Apr 21, 20 10:01 pm  · 
 · 
Non Sequitur

I'm not attacking character, I'm identifying an obvious bias in your POV. I attack dumb ideas and yours is no different. Good thing it's one shared by only a small group of people. I guess you'll volunteer your loved ones first to be sacrificed then to return things to normal?

Apr 21, 20 10:15 pm  · 
 · 
x-jla

Not what I said. You are twisting words. Those in high risk groups can/should shelter, and govt resources should go to them. Healthy people, and people who have an entire household of healthy people can return. This is of course based on the new data being confirmed and the risk being relatively small.

Apr 21, 20 10:44 pm  · 
 · 

jla-x is a landscape arch?

Apr 22, 20 7:49 am  · 
 · 
Non Sequitur

^maybe, I wrote that earlier from memory on something he wrote a while back. Maybe I need to take better notes...

Apr 22, 20 7:59 am  · 
 · 
Non Sequitur

Found it. Took a whole 8 seconds. Gold star for me?https://archinect.com/forum/thread/149984178/clients-using-incorrect-titles

Apr 22, 20 8:06 am  · 
 · 

Late to the game (I know), but felt like I had to clear up some vocabulary for jla-x: 

Apr 22, 20 9:08 pm  · 
 · 
x-jla

^ yes correct. Donna, I started out in architecture, then moved into landscape, Now Have been running a landscape design and build firm. Are Landscape architects less qualified than architects in matters of epidemiology? I’m not sure the relevance...

Apr 22, 20 10:33 pm  · 
 · 
x-jla

Yes, I’m am licensed to build stuff.

Apr 22, 20 10:41 pm  · 
 · 
x-jla

* I am.....before EA grammar cop busts me. iPhone is very touchy...
apologies from the bottom of my heart.

Apr 22, 20 10:42 pm  · 
 · 

Spelling is different from grammar but I suppose the iPhone autocorrected for that too.

Apr 23, 20 9:28 am  · 
 · 
Meatball2000

finally, no more work for me = no more paycheck.

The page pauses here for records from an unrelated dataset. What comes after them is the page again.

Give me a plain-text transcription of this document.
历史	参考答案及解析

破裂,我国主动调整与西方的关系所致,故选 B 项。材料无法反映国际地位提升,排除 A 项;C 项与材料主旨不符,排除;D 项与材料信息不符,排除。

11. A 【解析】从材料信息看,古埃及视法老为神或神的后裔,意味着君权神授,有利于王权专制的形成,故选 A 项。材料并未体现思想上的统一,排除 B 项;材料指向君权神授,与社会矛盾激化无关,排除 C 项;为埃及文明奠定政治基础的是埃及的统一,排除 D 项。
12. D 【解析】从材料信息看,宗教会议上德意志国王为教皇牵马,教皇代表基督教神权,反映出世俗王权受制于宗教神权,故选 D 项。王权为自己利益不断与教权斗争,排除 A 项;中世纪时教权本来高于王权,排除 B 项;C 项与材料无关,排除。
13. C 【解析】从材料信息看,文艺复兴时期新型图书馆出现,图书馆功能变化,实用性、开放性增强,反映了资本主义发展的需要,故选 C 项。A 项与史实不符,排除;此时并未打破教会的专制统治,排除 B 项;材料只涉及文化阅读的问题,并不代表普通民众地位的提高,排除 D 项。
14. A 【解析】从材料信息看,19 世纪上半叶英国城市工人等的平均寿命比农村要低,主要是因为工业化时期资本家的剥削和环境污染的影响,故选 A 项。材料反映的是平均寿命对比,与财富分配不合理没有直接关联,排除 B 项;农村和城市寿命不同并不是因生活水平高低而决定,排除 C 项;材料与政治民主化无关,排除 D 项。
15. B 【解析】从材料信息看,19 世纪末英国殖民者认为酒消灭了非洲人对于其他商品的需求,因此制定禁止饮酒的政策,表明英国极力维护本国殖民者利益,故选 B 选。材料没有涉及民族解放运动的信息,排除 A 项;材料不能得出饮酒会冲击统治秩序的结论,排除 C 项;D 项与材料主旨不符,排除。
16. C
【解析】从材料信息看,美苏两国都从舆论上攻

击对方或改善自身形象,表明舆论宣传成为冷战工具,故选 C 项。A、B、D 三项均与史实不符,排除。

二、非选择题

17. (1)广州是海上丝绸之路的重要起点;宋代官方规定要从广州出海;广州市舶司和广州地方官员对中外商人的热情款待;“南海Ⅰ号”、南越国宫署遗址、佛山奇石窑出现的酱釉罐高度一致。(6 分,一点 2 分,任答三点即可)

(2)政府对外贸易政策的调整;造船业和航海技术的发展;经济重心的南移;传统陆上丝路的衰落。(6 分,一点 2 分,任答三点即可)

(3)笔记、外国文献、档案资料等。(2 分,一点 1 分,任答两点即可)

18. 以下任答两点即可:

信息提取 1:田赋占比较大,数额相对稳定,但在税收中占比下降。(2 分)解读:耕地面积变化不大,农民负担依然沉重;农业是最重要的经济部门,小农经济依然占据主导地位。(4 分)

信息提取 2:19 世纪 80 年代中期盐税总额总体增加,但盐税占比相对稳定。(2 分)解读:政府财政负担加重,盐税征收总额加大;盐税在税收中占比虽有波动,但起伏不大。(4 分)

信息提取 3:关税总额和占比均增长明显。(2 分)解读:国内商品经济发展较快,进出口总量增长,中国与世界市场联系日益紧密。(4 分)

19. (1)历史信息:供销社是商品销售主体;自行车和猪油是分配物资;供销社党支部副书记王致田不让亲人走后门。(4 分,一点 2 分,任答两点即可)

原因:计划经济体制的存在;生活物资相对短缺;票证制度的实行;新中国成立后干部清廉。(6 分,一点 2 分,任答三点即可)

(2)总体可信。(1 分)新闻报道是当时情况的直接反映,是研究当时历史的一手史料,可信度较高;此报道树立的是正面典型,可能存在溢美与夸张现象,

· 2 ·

at nyc working for a tiny office, if that matters. i'm surprised that I still got a month of work after working from home lol.

where are those mythical offices still hiring? 

Apr 21, 20 10:44 am  · 
 · 
curtkram

midwest

Apr 21, 20 11:40 am  · 
 · 
Chad Miller

Yup. Look at CO, MN, and ID.

Apr 21, 20 1:09 pm  · 
 · 
gibbost

I'm here in fly-over country in Omaha. Work remains consistent with little disruption so far. Toughest challenge has been procurement of material--especially lighting.

Apr 21, 20 2:49 pm  · 
 · 
b3tadine[sutures]

We're all stocked up here in MN.

Apr 21, 20 3:04 pm  · 
 · 
MrlwDesigns

Overstocked as it were. Gensler, DLR, ESG, and a few others left some of us in the bread line.